I've developed an aversion to anything cream-based because I'm obsessed with not gaining weight.
I'm really happy that I've found a new group of friends because my other ones were stifling me.
I'm not worried about the future because I know we'll end up together eventually.
I'm one semester away from graduating, and I'm beginning to wonder whether I made a terrible mistake in my choice of major.
I am really worried about my decisions recently. I either don't think at all and act really rashly and end up regretting it, or I think too much and then don't do anything, also regretting it.
It's as if I can't do anything right.
I love my boyfriend, but I can't stop texting my newly single ex...I know it can't end well but I can't stop myself.

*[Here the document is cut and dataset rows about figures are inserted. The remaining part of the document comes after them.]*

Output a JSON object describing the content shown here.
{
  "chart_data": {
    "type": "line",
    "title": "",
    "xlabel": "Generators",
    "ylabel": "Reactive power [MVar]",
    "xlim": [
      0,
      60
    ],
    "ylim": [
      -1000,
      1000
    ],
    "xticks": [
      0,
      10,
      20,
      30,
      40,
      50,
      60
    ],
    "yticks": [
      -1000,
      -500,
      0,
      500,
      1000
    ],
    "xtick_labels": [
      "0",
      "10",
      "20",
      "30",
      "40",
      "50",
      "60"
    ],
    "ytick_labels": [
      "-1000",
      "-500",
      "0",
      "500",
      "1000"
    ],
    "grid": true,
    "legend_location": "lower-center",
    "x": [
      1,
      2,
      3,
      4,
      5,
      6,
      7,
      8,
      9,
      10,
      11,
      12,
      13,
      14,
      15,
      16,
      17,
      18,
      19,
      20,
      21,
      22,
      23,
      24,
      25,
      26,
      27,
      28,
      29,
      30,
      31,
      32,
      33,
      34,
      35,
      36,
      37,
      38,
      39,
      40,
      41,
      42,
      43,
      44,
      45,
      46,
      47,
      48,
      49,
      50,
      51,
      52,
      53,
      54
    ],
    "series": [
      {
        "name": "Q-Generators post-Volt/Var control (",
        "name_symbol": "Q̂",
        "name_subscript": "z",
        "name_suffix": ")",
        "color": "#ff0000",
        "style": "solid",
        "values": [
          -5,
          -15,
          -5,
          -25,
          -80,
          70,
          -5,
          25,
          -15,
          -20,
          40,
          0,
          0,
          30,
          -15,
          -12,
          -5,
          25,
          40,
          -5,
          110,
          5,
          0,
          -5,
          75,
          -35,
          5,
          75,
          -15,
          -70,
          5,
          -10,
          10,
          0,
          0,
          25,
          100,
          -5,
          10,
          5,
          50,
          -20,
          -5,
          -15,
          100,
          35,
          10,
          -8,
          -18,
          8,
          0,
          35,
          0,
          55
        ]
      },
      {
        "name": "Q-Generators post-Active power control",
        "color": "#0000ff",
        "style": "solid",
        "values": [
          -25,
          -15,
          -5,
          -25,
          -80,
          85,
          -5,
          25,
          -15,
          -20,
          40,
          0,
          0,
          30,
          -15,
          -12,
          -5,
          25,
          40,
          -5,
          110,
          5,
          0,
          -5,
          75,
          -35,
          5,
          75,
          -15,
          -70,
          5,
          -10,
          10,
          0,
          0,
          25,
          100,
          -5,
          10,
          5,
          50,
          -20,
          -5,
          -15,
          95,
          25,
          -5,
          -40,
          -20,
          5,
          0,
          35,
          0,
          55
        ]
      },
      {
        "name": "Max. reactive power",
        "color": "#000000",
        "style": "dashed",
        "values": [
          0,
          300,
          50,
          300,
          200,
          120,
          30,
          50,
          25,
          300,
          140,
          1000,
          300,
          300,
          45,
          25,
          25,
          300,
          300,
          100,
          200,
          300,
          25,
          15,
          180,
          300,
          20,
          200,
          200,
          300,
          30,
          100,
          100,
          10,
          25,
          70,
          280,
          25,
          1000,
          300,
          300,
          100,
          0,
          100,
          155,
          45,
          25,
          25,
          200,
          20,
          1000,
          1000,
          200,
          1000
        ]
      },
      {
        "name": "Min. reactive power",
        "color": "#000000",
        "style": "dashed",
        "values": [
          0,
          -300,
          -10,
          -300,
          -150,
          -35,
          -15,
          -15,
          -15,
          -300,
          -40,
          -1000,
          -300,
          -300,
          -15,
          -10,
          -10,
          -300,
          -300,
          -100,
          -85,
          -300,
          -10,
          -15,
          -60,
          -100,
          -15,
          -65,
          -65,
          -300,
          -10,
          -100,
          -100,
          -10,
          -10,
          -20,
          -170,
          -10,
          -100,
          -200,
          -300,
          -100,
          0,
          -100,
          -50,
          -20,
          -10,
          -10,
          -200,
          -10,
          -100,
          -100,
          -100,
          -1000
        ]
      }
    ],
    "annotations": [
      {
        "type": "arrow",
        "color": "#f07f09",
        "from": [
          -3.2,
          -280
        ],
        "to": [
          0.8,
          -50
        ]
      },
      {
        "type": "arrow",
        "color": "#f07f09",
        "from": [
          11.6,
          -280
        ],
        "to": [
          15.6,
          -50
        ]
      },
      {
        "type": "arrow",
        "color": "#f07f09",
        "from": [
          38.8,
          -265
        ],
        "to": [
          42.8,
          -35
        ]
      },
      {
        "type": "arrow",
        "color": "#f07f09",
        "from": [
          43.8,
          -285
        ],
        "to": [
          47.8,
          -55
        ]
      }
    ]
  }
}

Everyone knows how much I despise Miley Cyrus and the Jonas Brothers, but I actually like some of their songs and listen to them in private.
I often wonder if you would believe me were I to tell you that your life is easier due to the fact that you are not a woman.
Ironically, I'll bet you would try to tell me that I was being sexist.
You broke my best friend's heart a year ago. I hope you're not falling for me now. I could never reciprocate.
You used to be my TA, but you haven't controlled my grades in more than two and a half years. Can we please stop playing games and just have sex already? I need to stop agonizing over you and wondering when you'll call me next (and please don't make it 3 a.m. again)!